Ausgehend von dem Plasmid pBRT7QβSK145-431 (Sequenz 11) wird gemäß Beispiel 7 Ribonukleinsäure aus 100 µl Phagenüberstand gewonnen. Das Produkt wird in Schritten von 1 : 10 in TE Puffer von 10E-1 bis 10E-9 verdünnt. Jeweils 10 µl werden gemäß Beispiel 8 mit Reverser Transkriptase und PCR Amplifikation mit den Oligonukleotidprimern SK145 und SK431 behandelt. Die PCR Amplifikation wird in jeweils fünf Ansätzen ausgeführt. Die Reaktionen der Verdünnungen bis 10E-6 ergeben ein Amplifikationsprodukt, die Verdünnung 10E-7 ergibt in zwei von drei Ansätzen ein Produkt. Aus dieser Verdünnungsreihe ergibt sich eine Anzahl von etwa 2×10E9 Genomäquivalentenie ml Phagenüberstand.Starting from the plasmid pBRT7QβSK145-431 (sequence 11) according to Example 7 Ribonucleic acid obtained from 100 ul phage supernatant. The product is sold in increments of Diluted 1:10 in TE buffer from 10E-1 to 10E-9. In each case, 10 μl are added according to Example 8 Reverse transcriptase and PCR amplification with the oligonucleotide primers SK145 and SK431 treated. The PCR amplification is carried out in five batches. The Reactions of the dilutions up to 10E-6 result in an amplification product, the dilution 10E-7 produces a product in two out of three approaches. From this series of dilutions follows a number of about 2 x 10E9 genome equivalents ml of phage supernatant.
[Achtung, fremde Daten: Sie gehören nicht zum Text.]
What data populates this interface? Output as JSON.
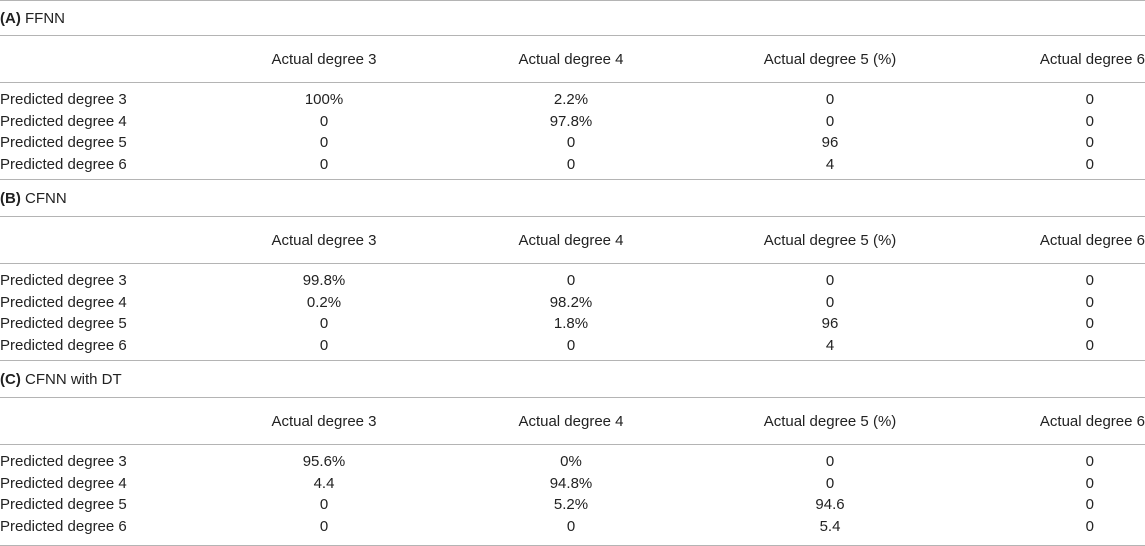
{
  "columns": [
    "Actual degree 3",
    "Actual degree 4",
    "Actual degree 5 (%)",
    "Actual degree 6"
  ],
  "sections": [
    {
      "letter": "(A)",
      "title": "FFNN",
      "rows": [
        {
          "label": "Predicted degree 3",
          "values": [
            "100%",
            "2.2%",
            "0",
            "0"
          ]
        },
        {
          "label": "Predicted degree 4",
          "values": [
            "0",
            "97.8%",
            "0",
            "0"
          ]
        },
        {
          "label": "Predicted degree 5",
          "values": [
            "0",
            "0",
            "96",
            "0"
          ]
        },
        {
          "label": "Predicted degree 6",
          "values": [
            "0",
            "0",
            "4",
            "0"
          ]
        }
      ]
    },
    {
      "letter": "(B)",
      "title": "CFNN",
      "rows": [
        {
          "label": "Predicted degree 3",
          "values": [
            "99.8%",
            "0",
            "0",
            "0"
          ]
        },
        {
          "label": "Predicted degree 4",
          "values": [
            "0.2%",
            "98.2%",
            "0",
            "0"
          ]
        },
        {
          "label": "Predicted degree 5",
          "values": [
            "0",
            "1.8%",
            "96",
            "0"
          ]
        },
        {
          "label": "Predicted degree 6",
          "values": [
            "0",
            "0",
            "4",
            "0"
          ]
        }
      ]
    },
    {
      "letter": "(C)",
      "title": "CFNN with DT",
      "rows": [
        {
          "label": "Predicted degree 3",
          "values": [
            "95.6%",
            "0%",
            "0",
            "0"
          ]
        },
        {
          "label": "Predicted degree 4",
          "values": [
            "4.4",
            "94.8%",
            "0",
            "0"
          ]
        },
        {
          "label": "Predicted degree 5",
          "values": [
            "0",
            "5.2%",
            "94.6",
            "0"
          ]
        },
        {
          "label": "Predicted degree 6",
          "values": [
            "0",
            "0",
            "5.4",
            "0"
          ]
        }
      ]
    }
  ]
}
Beispiel 10Example 10 Analyse einer Blutprobe auf HIV InfektionAnalysis of a blood sample for HIV infection

1 ml Vollblut eines nicht HIV-infizierten Blutspenders wird mit 10 µl einer 10E-6 verdünnten Probe eines Phagenüberstandes, gewonnen mittels des Plasmides pBRT7QβSK145-431, versetzt. Die Ribonukleinsäure wird mit einem Isolierungskit RNAeasy (Qiagen, nach Angaben des Herstellers) isoliert und mit RT-PCR wie in Beispiel 8 beschrieben analysiert. Für die Amplifikation werden die Oligonukleotidprimer SK145 und SK431 verwendet. Die Analyse zeigt ein PCR Produkt mit einer Länge von 271 bp.1 ml of whole blood from a non-HIV-infected blood donor is diluted with 10 µl of a 10E-6 Sample of a phage supernatant, obtained using the plasmid pBRT7QβSK145-431, transferred. The ribonucleic acid is isolated with an isolation kit RNAeasy (Qiagen, according to from the manufacturer) isolated and analyzed with RT-PCR as described in Example 8. For the For amplification, the SK145 and SK431 oligonucleotide primers are used. The analysis shows a PCR product with a length of 271 bp.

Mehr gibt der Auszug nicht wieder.